Beef and Okra 
(Jamaican beef and okra stew)

Basket of fresh pods of okra
Image by Jérôme Decq

This recipe makes a simple meat and vegetable stew with tons of flavor. It’s a typically Caribbean concoction using that favorite vegetable import from Africa — okra. Try using goat instead of beef if you can find it.

Beef and Okra

Beef and Okra

Course: Meats, Soups and StewsCuisine: Jamaica
Makes 4 to 6 servings

This recipe makes a simple meat and vegetable stew with tons of flavor. It’s a typically Caribbean concoction using that favorite vegetable import from Africa — okra.

Ingredients

  • Oil — 1/4 cup

  • Beef shoulder or sirloin, sliced thinly across the grain — 2 pounds

  • Salt and pepper — to season

  • Onion, thinly sliced — 1

  • Garlic, minced — 3 or 4 cloves

  • Chopped tomatoes — 1 cup

  • Water or stock — 1 cup

  • Thyme — 2 teaspoons

  • Salt and pepper — to taste

  • Okra, stems removed and cut into rounds — 1 pound

Directions

  • Heat oil in a skillet over medium-high flame. Add the beef and saute until browned and cooked through. Season with salt and pepper and remove to a plate.
  • Add more oil to the skillet if needed and then add the onions and sauté until translucent. Add the garlic and sauté for another 1 or 2 minutes.
  • Stir in the tomatoes and simmer 2 or 3 minutes to cook them down a little.
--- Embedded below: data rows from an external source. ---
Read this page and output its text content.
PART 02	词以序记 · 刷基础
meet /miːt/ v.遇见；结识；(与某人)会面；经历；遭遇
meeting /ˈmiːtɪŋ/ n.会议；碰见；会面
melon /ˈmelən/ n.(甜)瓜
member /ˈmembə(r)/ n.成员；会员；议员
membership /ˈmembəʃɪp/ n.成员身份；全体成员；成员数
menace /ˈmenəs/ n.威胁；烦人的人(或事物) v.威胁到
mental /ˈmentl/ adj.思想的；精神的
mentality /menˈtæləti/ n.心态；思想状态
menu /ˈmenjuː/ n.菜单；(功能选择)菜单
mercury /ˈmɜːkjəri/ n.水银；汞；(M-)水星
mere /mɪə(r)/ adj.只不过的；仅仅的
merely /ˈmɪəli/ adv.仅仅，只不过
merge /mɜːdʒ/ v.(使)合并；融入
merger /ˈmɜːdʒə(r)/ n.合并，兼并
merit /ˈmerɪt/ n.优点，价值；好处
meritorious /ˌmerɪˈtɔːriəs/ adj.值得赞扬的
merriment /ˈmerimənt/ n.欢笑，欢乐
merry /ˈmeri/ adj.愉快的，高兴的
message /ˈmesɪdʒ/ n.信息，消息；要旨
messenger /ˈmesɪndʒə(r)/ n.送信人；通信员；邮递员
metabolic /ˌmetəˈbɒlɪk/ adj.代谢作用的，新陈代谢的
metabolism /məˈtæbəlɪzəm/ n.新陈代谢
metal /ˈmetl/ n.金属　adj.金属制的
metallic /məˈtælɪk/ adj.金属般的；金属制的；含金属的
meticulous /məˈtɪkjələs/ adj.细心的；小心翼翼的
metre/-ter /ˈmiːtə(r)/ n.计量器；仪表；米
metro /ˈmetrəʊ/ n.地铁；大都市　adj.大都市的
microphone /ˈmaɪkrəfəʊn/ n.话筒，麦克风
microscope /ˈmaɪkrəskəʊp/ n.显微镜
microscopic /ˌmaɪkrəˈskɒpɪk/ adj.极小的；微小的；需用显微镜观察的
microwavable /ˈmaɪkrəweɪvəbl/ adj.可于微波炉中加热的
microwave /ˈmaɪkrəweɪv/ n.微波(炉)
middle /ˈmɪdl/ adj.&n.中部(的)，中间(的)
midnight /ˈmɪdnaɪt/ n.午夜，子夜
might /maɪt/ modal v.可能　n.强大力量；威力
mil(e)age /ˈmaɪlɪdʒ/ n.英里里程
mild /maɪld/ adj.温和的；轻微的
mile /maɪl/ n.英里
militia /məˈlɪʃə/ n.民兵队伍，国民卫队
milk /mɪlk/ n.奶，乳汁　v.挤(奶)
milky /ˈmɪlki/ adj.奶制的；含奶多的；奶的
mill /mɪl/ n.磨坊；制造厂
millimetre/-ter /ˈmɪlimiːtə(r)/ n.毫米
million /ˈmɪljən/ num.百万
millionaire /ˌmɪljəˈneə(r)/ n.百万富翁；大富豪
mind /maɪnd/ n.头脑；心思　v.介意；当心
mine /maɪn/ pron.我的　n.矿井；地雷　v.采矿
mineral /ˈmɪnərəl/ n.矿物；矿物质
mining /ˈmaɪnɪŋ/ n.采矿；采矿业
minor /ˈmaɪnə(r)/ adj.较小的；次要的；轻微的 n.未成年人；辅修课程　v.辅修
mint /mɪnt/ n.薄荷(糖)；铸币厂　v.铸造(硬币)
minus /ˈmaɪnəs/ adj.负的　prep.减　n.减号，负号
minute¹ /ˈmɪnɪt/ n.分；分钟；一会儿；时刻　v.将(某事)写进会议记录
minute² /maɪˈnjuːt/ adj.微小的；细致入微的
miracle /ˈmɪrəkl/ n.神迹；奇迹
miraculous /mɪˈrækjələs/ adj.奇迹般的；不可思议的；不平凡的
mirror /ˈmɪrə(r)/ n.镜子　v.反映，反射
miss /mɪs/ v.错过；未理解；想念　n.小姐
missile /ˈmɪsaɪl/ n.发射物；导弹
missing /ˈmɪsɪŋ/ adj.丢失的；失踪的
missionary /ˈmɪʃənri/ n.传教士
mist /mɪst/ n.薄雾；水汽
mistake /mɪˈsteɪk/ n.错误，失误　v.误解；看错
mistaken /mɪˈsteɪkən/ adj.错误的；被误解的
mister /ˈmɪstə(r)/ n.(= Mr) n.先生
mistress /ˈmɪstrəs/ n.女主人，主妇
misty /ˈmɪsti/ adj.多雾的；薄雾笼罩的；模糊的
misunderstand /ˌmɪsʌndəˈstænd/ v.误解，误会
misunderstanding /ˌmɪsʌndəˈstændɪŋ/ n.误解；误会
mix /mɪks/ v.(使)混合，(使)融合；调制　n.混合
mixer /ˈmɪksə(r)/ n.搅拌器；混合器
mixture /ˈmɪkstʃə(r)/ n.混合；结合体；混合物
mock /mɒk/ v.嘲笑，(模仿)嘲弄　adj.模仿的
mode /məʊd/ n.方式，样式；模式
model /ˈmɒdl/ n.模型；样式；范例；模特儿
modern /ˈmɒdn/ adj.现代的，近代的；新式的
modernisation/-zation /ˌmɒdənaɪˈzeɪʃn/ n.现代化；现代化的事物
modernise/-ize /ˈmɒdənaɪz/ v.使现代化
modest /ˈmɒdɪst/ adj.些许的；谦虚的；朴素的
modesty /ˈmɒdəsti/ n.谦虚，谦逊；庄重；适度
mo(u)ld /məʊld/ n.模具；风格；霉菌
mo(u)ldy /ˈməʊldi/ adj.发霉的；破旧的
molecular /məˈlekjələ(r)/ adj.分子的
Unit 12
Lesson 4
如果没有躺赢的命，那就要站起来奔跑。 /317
Then return the beef to the skillet and add the water or stock, thyme, salt and pepper. Reduce heat to medium-low and simmer another 10 to 15 minutes.
  • Stir in the okra and simmer for another 15 to 20 minutes, or until the beef is tender. Adjust seasoning and serve over rice.

Beef and Okra Notes and Variations

  • Add a minced jalapeño or Scotch bonnet pepper with the garlic for some fiery heat.
  • Half-frozen beef will be easier to slice thinly. Slicing the beef across the grain makes it much more tender.